I’ve just read an article (good magazine, no complaints) telling writers how to break into the expanding Mind, Body & Spirit (MB&S) genre. Jan and I have published MB&S for the last fifteen years, so this news came as a pleasant surprise, considering that a). all we’ve seen is a continual slowdown, and b). the UK’s trade organ, The Bookseller magazine, recently commented that latest surveys showed MB&S to be one of the hardest-hit genres, astrology in particular being the worst off. That fits what we see, so one shouldn’t always believe the first thing one sees in the media.

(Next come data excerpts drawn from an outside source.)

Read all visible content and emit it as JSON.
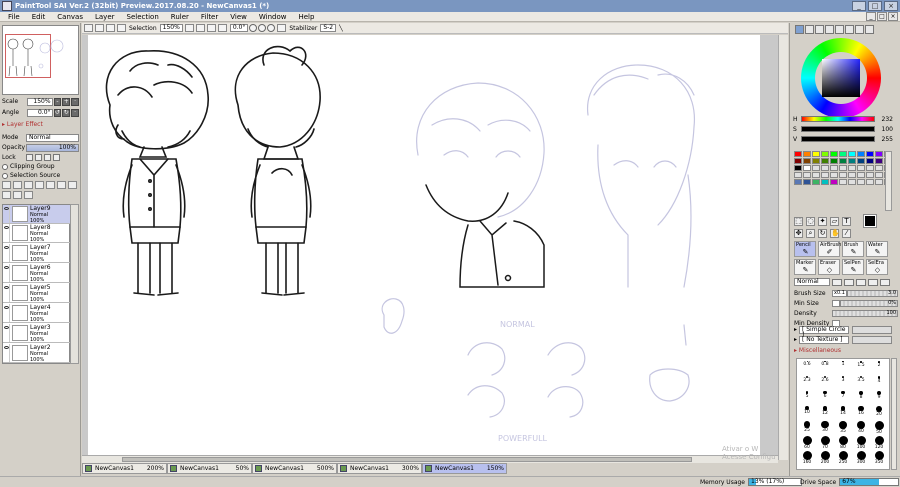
{
  "window": {
    "title": "PaintTool SAI Ver.2 (32bit) Preview.2017.08.20 - NewCanvas1 (*)",
    "controls": [
      "_",
      "□",
      "×"
    ]
  },
  "menu": [
    "File",
    "Edit",
    "Canvas",
    "Layer",
    "Selection",
    "Ruler",
    "Filter",
    "View",
    "Window",
    "Help"
  ],
  "navigator": {
    "scale_label": "Scale",
    "scale_value": "150%",
    "angle_label": "Angle",
    "angle_value": "0.0°"
  },
  "layer_panel": {
    "effect_header": "Layer Effect",
    "mode_label": "Mode",
    "mode_value": "Normal",
    "opacity_label": "Opacity",
    "opacity_value": "100%",
    "lock_label": "Lock",
    "clipping_label": "Clipping Group",
    "selection_label": "Selection Source",
    "layers": [
      {
        "name": "Layer9",
        "mode": "Normal",
        "opacity": "100%"
      },
      {
        "name": "Layer8",
        "mode": "Normal",
        "opacity": "100%"
      },
      {
        "name": "Layer7",
        "mode": "Normal",
        "opacity": "100%"
      },
      {
        "name": "Layer6",
        "mode": "Normal",
        "opacity": "100%"
      },
      {
        "name": "Layer5",
        "mode": "Normal",
        "opacity": "100%"
      },
      {
        "name": "Layer4",
        "mode": "Normal",
        "opacity": "100%"
      },
      {
        "name": "Layer3",
        "mode": "Normal",
        "opacity": "100%"
      },
      {
        "name": "Layer2",
        "mode": "Normal",
        "opacity": "100%"
      }
    ]
  },
  "canvas_toolbar": {
    "selection_label": "Selection",
    "zoom": "150%",
    "angle": "0.0°",
    "stabilizer_label": "Stabilizer",
    "stabilizer_value": "S-2"
  },
  "canvas_tabs": [
    {
      "name": "NewCanvas1",
      "zoom": "200%",
      "active": false
    },
    {
      "name": "NewCanvas1",
      "zoom": "50%",
      "active": false
    },
    {
      "name": "NewCanvas1",
      "zoom": "500%",
      "active": false
    },
    {
      "name": "NewCanvas1",
      "zoom": "300%",
      "active": false
    },
    {
      "name": "NewCanvas1",
      "zoom": "150%",
      "active": true
    }
  ],
  "watermark": {
    "line1": "Ativar o W",
    "line2": "Acesse Configu"
  },
  "sketch_labels": {
    "top": "NORMAL",
    "bottom": "POWERFULL"
  },
  "status": {
    "memory_label": "Memory Usage",
    "memory_value": "13% (17%)",
    "memory_fraction": 0.13,
    "drive_label": "Drive Space",
    "drive_value": "67%",
    "drive_fraction": 0.67
  },
  "color": {
    "h_label": "H",
    "h_value": "232",
    "s_label": "S",
    "s_value": "100",
    "v_label": "V",
    "v_value": "255",
    "selected": "#0000ff"
  },
  "palette": [
    "#ff0000",
    "#ff8000",
    "#ffff00",
    "#80ff00",
    "#00ff00",
    "#00ff80",
    "#00ffff",
    "#0080ff",
    "#0000ff",
    "#8000ff",
    "#ff00ff",
    "#800000",
    "#804000",
    "#808000",
    "#408000",
    "#008000",
    "#008040",
    "#008080",
    "#004080",
    "#000080",
    "#400080",
    "#800080",
    "#000000",
    "#ffffff",
    "#e0e0e0",
    "#e0e0e0",
    "#e0e0e0",
    "#e0e0e0",
    "#e0e0e0",
    "#e0e0e0",
    "#e0e0e0",
    "#e0e0e0",
    "#e0e0e0",
    "#e0e0e0",
    "#e0e0e0",
    "#e0e0e0",
    "#e0e0e0",
    "#e0e0e0",
    "#e0e0e0",
    "#e0e0e0",
    "#e0e0e0",
    "#e0e0e0",
    "#e0e0e0",
    "#e0e0e0",
    "#5a78b4",
    "#2f5496",
    "#3cb464",
    "#00c0c0",
    "#c000c0",
    "#e0e0e0",
    "#e0e0e0",
    "#e0e0e0",
    "#e0e0e0",
    "#e0e0e0",
    "#e0e0e0"
  ],
  "tools": {
    "text_tool": "T",
    "brushes": [
      {
        "name": "Pencil",
        "icon": "pencil-icon",
        "selected": true
      },
      {
        "name": "AirBrush",
        "icon": "airbrush-icon",
        "selected": false
      },
      {
        "name": "Brush",
        "icon": "brush-icon",
        "selected": false
      },
      {
        "name": "Water",
        "icon": "water-icon",
        "selected": false
      },
      {
        "name": "Marker",
        "icon": "marker-icon",
        "selected": false
      },
      {
        "name": "Eraser",
        "icon": "eraser-icon",
        "selected": false
      },
      {
        "name": "SelPen",
        "icon": "selpen-icon",
        "selected": false
      },
      {
        "name": "SelEra",
        "icon": "selera-icon",
        "selected": false
      }
    ]
  },
  "brush_settings": {
    "mode_value": "Normal",
    "size_label": "Brush Size",
    "size_multiplier": "x0.1",
    "size_value": "3.0",
    "min_size_label": "Min Size",
    "min_size_value": "0%",
    "density_label": "Density",
    "density_value": "100",
    "min_density_label": "Min Density",
    "shape_value": "[ Simple Circle ]",
    "texture_value": "[ No Texture ]",
    "misc_header": "Miscellaneous"
  },
  "brush_sizes": [
    "0.6",
    "0.8",
    "1",
    "1.5",
    "2",
    "2.3",
    "2.6",
    "3",
    "3.5",
    "4",
    "5",
    "6",
    "7",
    "8",
    "9",
    "10",
    "12",
    "14",
    "16",
    "20",
    "25",
    "30",
    "35",
    "40",
    "50",
    "60",
    "70",
    "80",
    "100",
    "120",
    "160",
    "200",
    "250",
    "300",
    "350"
  ]
}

What is happening, as borne out by experience at the London Book Fair earlier this year, is that self-publishing (or Personal Publishing – a better name) is now a fully accepted component of today’s publishing scene. Some mainstream publishers have started their own self-pub imprints (so have we); some sit on the fringes, watching for the top indie authors’ books to emerge, and then snap them up. (á la Fifty Shades?). Well and good for the lucky few writers, but for all the rest, it really appears that getting a traditional deal is further away than ever; likewise getting an agent – more and more of them are turning away new business. Some of them have also turned to producing self-pub books. Amazon has been in the game for some time, and may well have precipitated the turnaround.
Authors, however, should take care. There are still the current versions of vanity presses out there, charging exorbitant rates and talking up their ability to sell via their websites, “making books available world-wide”; you can do this yourself, via Amazon, it’s no big deal. Before committing to any particular self-pub services, do have a thorough browse on Google for reviews by people who have already dealt with the companies on your short list. That can be an eye opener. I spoke recently to a lovely lady who had a book published by a well-known firm, whose package rates start at about £1,000. That’s just ridiculous for a starting point, so take care.
You should also be able to select specific services that suit you, not have to adopt a rigid package deal. Nothing wrong with package deals, we do them too, but they don’t necessarily suit a more experienced writer.